Kollektiver Rechtsschutz als Verbands- oder Sammelklage ist ein zentrales Thema der rechtspolitischen Reformdiskussion. Nachdem der deutsche Gesetzgeber – nicht zuletzt angestoßen durch den Dieselskandal – das Musterfeststellungsverfahren eingeführt und der europäische Gestzgeber eine europäische Verbandsklage verabschiedet hat, beleuchtet dieser Beitrag das Verhältnis zum Kapitalanlegermusterverfahren. Es drängt sich die Frage auf, ob dieses Verfahren in der künftigen Verbandsklage aufgehen kann oder eine fortdauernde Existenzberechtigung hat.

I.  Einleitung
II.  Regelungsgehalt der Verbandsklage
III.  Zwischenfazit zur europäischen Verbandsklage und der Kritik hieran
IV.  Das Kapitalanlegermusterverfahren

1.  Anwendungsbereich
2.  Verfahrensablauf
3.  Beteiligung der Anleger
V.  Fazit zum Kapitalanlegermusterverfahren im Vergleich zur Verbandsklage


I.  Einleitung

Das Europäische Parlament und der Rat der Europäischen Union haben Ende November 2020 die RL EU 2020/1828 zur europäischen Verbandsklage verabschiedet, die bis Ende 2022 umzusetzen ist. Diese löst zugleich die schon seit längerem etablierte Unterlassungsklage ab. Ziel der RL ist die bessere Durchsetzung von Verbraucherrechten.

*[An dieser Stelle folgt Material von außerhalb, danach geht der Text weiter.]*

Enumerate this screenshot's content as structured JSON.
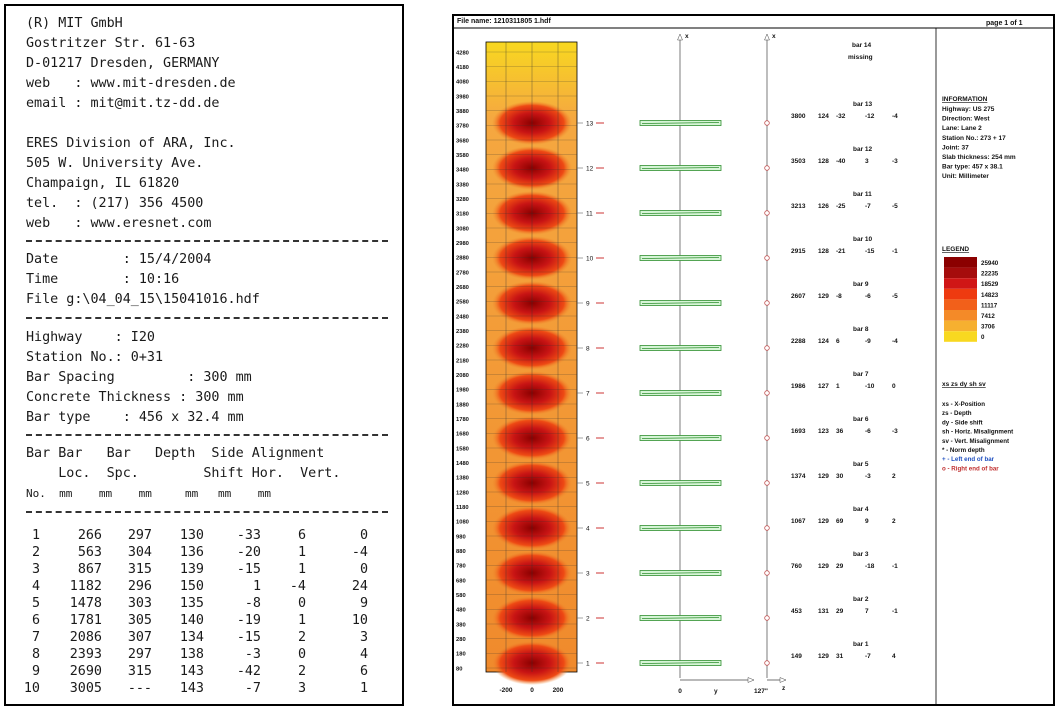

Dabei stellt sich die Frage, welche Auswirkungen die neue Verbandsklage für das bestehende Kapitalanlegermusterverfahren hat, das erst jüngst bis 2023 verlängert wurde. Auch hier besteht die Möglichkeit, in einem Massenverfahren Schadensersatzansprüche feststellen zu lassen. Worin die Vor- und Nachteile dieses Verfahrens liegen und ob es angesichts der Verbandsklage ganz oder teilweise ausgedient hat, ist Gegenstand dieses Beitrags. Zu diesem Zweck erfolgt zunächst die Darstellung der künftigen Verbandsklage. Sodann werden das Kapitalanlegermusterverfahren in seinen Grundzügen knapp dargelegt und die strukturellen Unterschiede zur Verbandsklage herausgearbeitet. Anschließend wird die Frage nach der Zukunft des Kapitalanlegermusterverfahrens aus Sicht der Verfasser beantwortet.

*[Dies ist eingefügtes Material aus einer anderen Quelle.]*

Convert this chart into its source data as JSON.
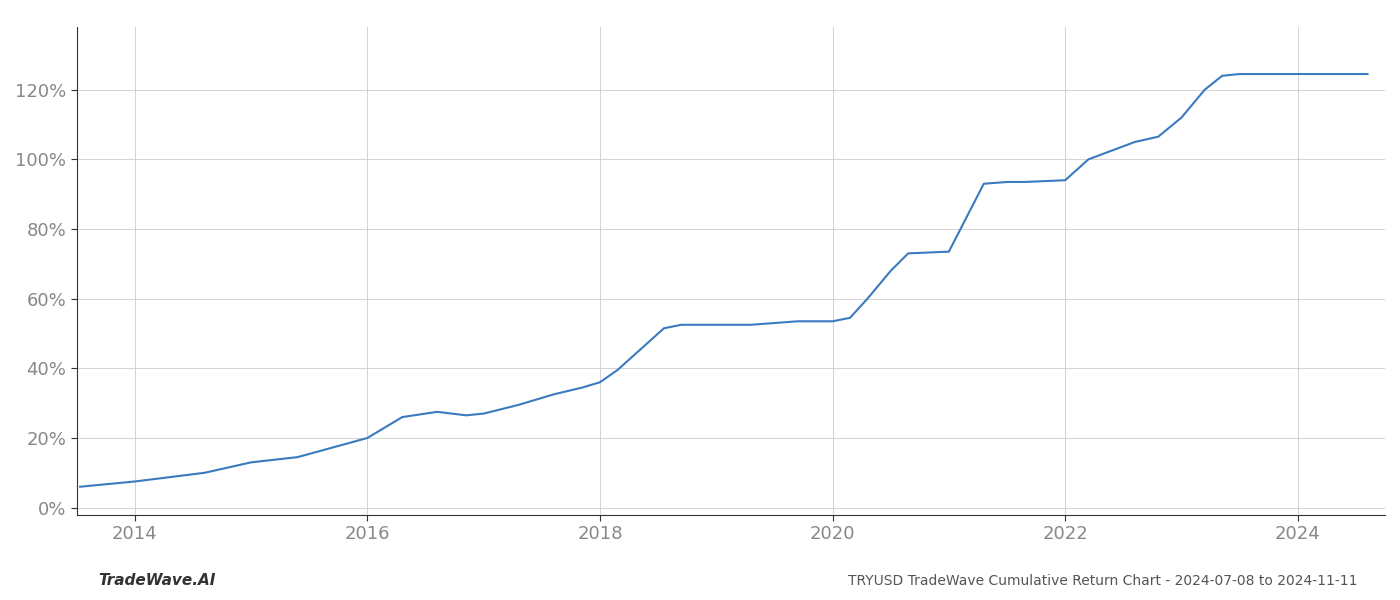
{
  "footer_left": "TradeWave.AI",
  "footer_right": "TRYUSD TradeWave Cumulative Return Chart - 2024-07-08 to 2024-11-11",
  "line_color": "#3a7abf",
  "line_width": 1.5,
  "background_color": "#ffffff",
  "grid_color": "#cccccc",
  "x_years": [
    2014,
    2016,
    2018,
    2020,
    2022,
    2024
  ],
  "xlim": [
    2013.5,
    2024.75
  ],
  "ylim": [
    -0.02,
    1.38
  ],
  "yticks": [
    0.0,
    0.2,
    0.4,
    0.6,
    0.8,
    1.0,
    1.2
  ],
  "data_points": [
    [
      2013.53,
      0.06
    ],
    [
      2014.0,
      0.075
    ],
    [
      2014.6,
      0.1
    ],
    [
      2015.0,
      0.13
    ],
    [
      2015.4,
      0.145
    ],
    [
      2016.0,
      0.2
    ],
    [
      2016.3,
      0.26
    ],
    [
      2016.6,
      0.275
    ],
    [
      2016.85,
      0.265
    ],
    [
      2017.0,
      0.27
    ],
    [
      2017.3,
      0.295
    ],
    [
      2017.6,
      0.325
    ],
    [
      2017.85,
      0.345
    ],
    [
      2018.0,
      0.36
    ],
    [
      2018.15,
      0.395
    ],
    [
      2018.35,
      0.455
    ],
    [
      2018.55,
      0.515
    ],
    [
      2018.7,
      0.525
    ],
    [
      2019.0,
      0.525
    ],
    [
      2019.3,
      0.525
    ],
    [
      2019.5,
      0.53
    ],
    [
      2019.7,
      0.535
    ],
    [
      2019.85,
      0.535
    ],
    [
      2020.0,
      0.535
    ],
    [
      2020.15,
      0.545
    ],
    [
      2020.3,
      0.6
    ],
    [
      2020.5,
      0.68
    ],
    [
      2020.65,
      0.73
    ],
    [
      2021.0,
      0.735
    ],
    [
      2021.3,
      0.93
    ],
    [
      2021.5,
      0.935
    ],
    [
      2021.65,
      0.935
    ],
    [
      2022.0,
      0.94
    ],
    [
      2022.2,
      1.0
    ],
    [
      2022.4,
      1.025
    ],
    [
      2022.6,
      1.05
    ],
    [
      2022.8,
      1.065
    ],
    [
      2023.0,
      1.12
    ],
    [
      2023.2,
      1.2
    ],
    [
      2023.35,
      1.24
    ],
    [
      2023.5,
      1.245
    ],
    [
      2024.0,
      1.245
    ],
    [
      2024.6,
      1.245
    ]
  ]
}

II.  Regelungsgehalt der Verbandsklage
Durch die RL werden Qualifizierte Einrichtungen ermächtigt, auf dem Gebiet des Verbraucherschutzes Klagen gegen Unternehmen zu erheben. Dabei ist zwischen grenzüberschreitenden und innerstaatlichen Verbandsklagen zu unterscheiden.

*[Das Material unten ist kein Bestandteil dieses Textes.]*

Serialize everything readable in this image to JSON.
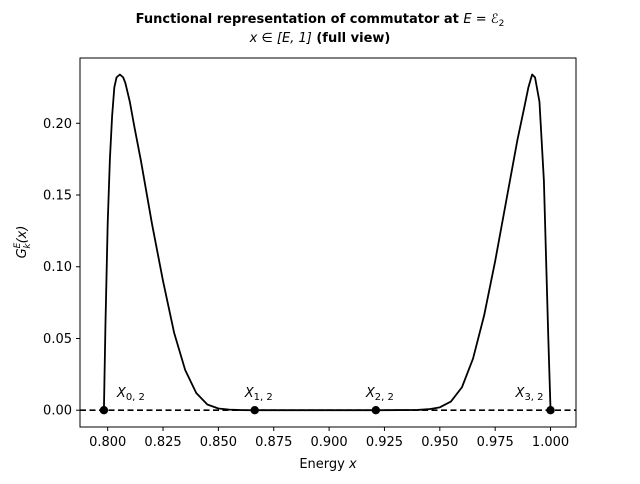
{
  "chart_data": {
    "type": "line",
    "title_line1_prefix": "Functional representation of commutator at ",
    "title_line1_math": "E = ℰ",
    "title_line1_math_sub": "2",
    "title_line2_math": "x ∈ [E, 1]",
    "title_line2_suffix": " (full view)",
    "xlabel_prefix": "Energy ",
    "xlabel_var": "x",
    "ylabel_main": "G",
    "ylabel_sub": "k",
    "ylabel_sup": "E",
    "ylabel_arg": "(x)",
    "xlim": [
      0.7875,
      1.0115
    ],
    "ylim": [
      -0.0117,
      0.2455
    ],
    "x_ticks": [
      "0.800",
      "0.825",
      "0.850",
      "0.875",
      "0.900",
      "0.925",
      "0.950",
      "0.975",
      "1.000"
    ],
    "x_tick_values": [
      0.8,
      0.825,
      0.85,
      0.875,
      0.9,
      0.925,
      0.95,
      0.975,
      1.0
    ],
    "y_ticks": [
      "0.00",
      "0.05",
      "0.10",
      "0.15",
      "0.20"
    ],
    "y_tick_values": [
      0.0,
      0.05,
      0.1,
      0.15,
      0.2
    ],
    "series": [
      {
        "color": "#000000",
        "x": [
          0.7983,
          0.799,
          0.8,
          0.801,
          0.802,
          0.803,
          0.804,
          0.8055,
          0.807,
          0.808,
          0.81,
          0.812,
          0.815,
          0.82,
          0.825,
          0.83,
          0.835,
          0.84,
          0.845,
          0.85,
          0.855,
          0.86,
          0.866,
          0.875,
          0.9,
          0.921,
          0.94,
          0.945,
          0.95,
          0.955,
          0.96,
          0.965,
          0.97,
          0.975,
          0.98,
          0.985,
          0.988,
          0.99,
          0.9917,
          0.993,
          0.995,
          0.997,
          0.999,
          1.0
        ],
        "y": [
          0.0,
          0.06,
          0.13,
          0.175,
          0.205,
          0.225,
          0.232,
          0.234,
          0.232,
          0.228,
          0.215,
          0.198,
          0.174,
          0.13,
          0.09,
          0.054,
          0.028,
          0.012,
          0.004,
          0.0012,
          0.0004,
          0.0001,
          0.0,
          0.0,
          0.0,
          0.0,
          0.0002,
          0.0007,
          0.002,
          0.006,
          0.016,
          0.036,
          0.066,
          0.104,
          0.146,
          0.188,
          0.21,
          0.225,
          0.234,
          0.232,
          0.215,
          0.16,
          0.05,
          0.0
        ]
      }
    ],
    "reference_line": {
      "y": 0.0,
      "style": "dashed",
      "color": "#000000"
    },
    "marked_points": [
      {
        "x": 0.7983,
        "y": 0.0,
        "label": "X",
        "sub": "0, 2"
      },
      {
        "x": 0.8664,
        "y": 0.0,
        "label": "X",
        "sub": "1, 2"
      },
      {
        "x": 0.9211,
        "y": 0.0,
        "label": "X",
        "sub": "2, 2"
      },
      {
        "x": 1.0,
        "y": 0.0,
        "label": "X",
        "sub": "3, 2"
      }
    ],
    "grid": false
  }
}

Für grenzüberschreitende Verbandsklagen stellt Art. 4 Abs. 3 RL sechs Kriterien auf, die eine Einrichtung kumulativ erfüllen muss, um sich für eine Klage zu qualifizieren. Hierzu muss sie mindestens zwölf Monate öffentlich zum Schutz von Verbraucherinteressen tätig gewesen sein und darf keinen Erwerbszweck verfolgen. Sie muss ferner unabhängig sein. Eine Mindestzahl an Mitgliedern ist nicht erforderlich. Die Finanzierung der Einrichtung durch Dritte lässt Art. 4 Abs. 3 RL ausdrücklich zu. Die Einrichtung darf dabei aber nicht unter dem Einfluss von Personen stehen, die eigene wirtschaftliche Interessen verfolgen, und muss Verfahren vorsehen, um das zu verhindern. Wie dieser offenkundige Widerspruch aufgelöst werden kann, lässt die RL offen. Die Kriterien und deren Überwachung sollen missbräuchlichen Klagen vorbeugen. Demgegenüber können die Mitgliedstaaten bei innerstaatlichen Verbandsklagen autonom definieren, welche Qualifikationen die Einrichtung erfüllen muss. Die Definitionsmacht findet ihre Grenze nur in Art. 4 Abs. 4 RL. Danach müssen die Kriterien mit dem Ziel der RL übereinstimmen, um ein wirksames und effizientes Funktionieren der Verbandsklage zu gewährleisten. Die Anforderungen des Musterfeststellungsverfahrens an klagebefugte Einrichtungen sind ungleich schärfer formuliert. So sind beispielsweise gem. § 606 Abs. 1 ZPO nur Einrichtungen klagebefugt, die zehn Verbände oder 350 natürliche Personen als Mitglieder haben. Sie müssen mindestens vier Jahre als Verbraucherschutzorganisation eingetragen sein und die Drittfinanzierung durch Unternehmen ist auf 5 % begrenzt. Wenn der deutsche Gesetzgeber es bei dem Katalog des § 606 ZPO belässt, wird die Frage aufkommen, ob diese Hürden noch richtlinienkonform sind und dem Ziel des effektiven Verbraucherschutzes durch die Verbandsklage genügen. Diese Frage wird für die Rechtspraxis vor allem deshalb bedeutsam sein, weil die grenzüberschreitende Verbandsklage vermutlich eher die Ausnahme als die Regel sein wird. Denn die qualifizierten Einrichtungen verfolgen primär inländische Verbandsziele und werden sich kaum freiwillig auf das Terrain einer ausländischen Prozess- und Rechtsordnung begeben, um dort Verstöße gegen Verbraucherrechte zu verfolgen.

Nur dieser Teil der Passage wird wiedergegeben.